1. Attention to details
The mark of a great programmer is in the details. Keep the details under control throughout the programming process by maintaining a daily activity log.
2. Precise, quality, clean and effective code
Keep your code clean. Plan the logic and core code before starting. Become a master of unit testing. Anticipate the worst and build in try-catch and intelligible error messages from the start. In fact, the first function a great programmer puts into a new project is a simple error catching routine.
High-quality code always includes adequate commenting. Anyone should be able to look at your code years from now and understand the functionality and purpose from the comments. Don’t leave a future programmer guessing at your intentions; make them clear. A simple rule is to “expect to forget” – you are documenting for your future self as well as others.
4. Quick absorption of techniques and technologies, and learning from mistakes
Remain open to new techniques, languages, and technologies, and welcome every opportunity to educate yourself on the next big thing. Learning new approaches keeps the brain agile. A good use of a daily log is to note your missteps and mistakes as well as seemingly unsolvable conundrums. Analyzing failures is an exercise in humility that will help you avoid making the same mistake in the future. Having a list of tough problems and revisiting it occasionally to keep them fresh adds incentive for paying attention to every new idea as a possible solution.
5. Contributing – supporting and teaching peers.
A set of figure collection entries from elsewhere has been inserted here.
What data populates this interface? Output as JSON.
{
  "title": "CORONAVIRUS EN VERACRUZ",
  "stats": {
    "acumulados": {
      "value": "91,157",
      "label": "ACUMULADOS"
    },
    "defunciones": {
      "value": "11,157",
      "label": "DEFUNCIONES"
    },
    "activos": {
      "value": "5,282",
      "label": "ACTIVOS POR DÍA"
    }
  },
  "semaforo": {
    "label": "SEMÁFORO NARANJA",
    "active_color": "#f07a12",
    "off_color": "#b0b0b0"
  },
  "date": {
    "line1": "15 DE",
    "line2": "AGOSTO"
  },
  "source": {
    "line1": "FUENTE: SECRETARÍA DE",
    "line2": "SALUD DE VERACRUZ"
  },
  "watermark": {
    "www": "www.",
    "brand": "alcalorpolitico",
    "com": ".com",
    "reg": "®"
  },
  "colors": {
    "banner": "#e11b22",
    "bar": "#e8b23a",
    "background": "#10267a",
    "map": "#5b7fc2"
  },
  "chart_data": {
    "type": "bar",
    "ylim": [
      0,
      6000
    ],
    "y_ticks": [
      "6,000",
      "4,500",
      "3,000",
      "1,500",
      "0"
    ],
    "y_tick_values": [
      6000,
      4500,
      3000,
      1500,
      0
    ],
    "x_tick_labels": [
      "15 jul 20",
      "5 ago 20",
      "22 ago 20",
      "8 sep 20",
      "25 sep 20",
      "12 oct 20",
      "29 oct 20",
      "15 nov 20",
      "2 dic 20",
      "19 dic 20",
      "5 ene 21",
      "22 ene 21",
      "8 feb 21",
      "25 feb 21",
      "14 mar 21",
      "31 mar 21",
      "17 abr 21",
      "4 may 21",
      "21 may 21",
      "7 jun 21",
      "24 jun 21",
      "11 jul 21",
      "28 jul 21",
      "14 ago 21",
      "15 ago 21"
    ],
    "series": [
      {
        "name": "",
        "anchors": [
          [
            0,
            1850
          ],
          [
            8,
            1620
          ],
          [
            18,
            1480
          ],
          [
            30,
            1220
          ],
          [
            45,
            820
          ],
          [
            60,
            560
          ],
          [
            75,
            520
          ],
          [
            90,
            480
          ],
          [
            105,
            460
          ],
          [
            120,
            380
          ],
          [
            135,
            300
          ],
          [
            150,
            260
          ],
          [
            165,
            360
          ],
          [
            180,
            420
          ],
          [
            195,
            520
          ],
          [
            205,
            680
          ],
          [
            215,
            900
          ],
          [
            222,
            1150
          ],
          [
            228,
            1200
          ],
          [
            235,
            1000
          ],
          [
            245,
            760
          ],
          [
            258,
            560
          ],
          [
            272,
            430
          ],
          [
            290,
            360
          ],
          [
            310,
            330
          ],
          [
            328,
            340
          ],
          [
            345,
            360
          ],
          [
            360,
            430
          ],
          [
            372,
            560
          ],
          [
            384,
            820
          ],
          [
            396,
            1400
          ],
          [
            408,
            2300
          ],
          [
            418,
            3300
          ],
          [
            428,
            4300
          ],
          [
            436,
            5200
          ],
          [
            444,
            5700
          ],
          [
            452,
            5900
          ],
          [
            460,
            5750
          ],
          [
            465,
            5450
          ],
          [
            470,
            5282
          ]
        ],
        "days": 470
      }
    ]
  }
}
A good programmer produces good code, but a great programmer helps others learn how to produce great code. Explaining your code or a process concisely to peers will help you to meticulously think through the details. Treating the questions of junior members of your team with respect and providing thoughtful answers and examples are traits that separate good from great programmers. Bear in mind the most junior team member might have something to teach you, and listen to others for their insights.
Participate fully in scrums and team meetings. If there is an impediment to your workflow, be precise in describing it. If you’re stymied, ask for and pay close attention to suggestions from your team. Even if they can’t offer the exact answer, something said may provide the clue you need to make headway.
7. Knowledge of business and social impacts
It is important to grasp the larger purpose of what you are working on. Too often it’s easier to keep your head down and your mind immersed in the small picture. Take the time to step back and gain perspective on where your work fits into the whole.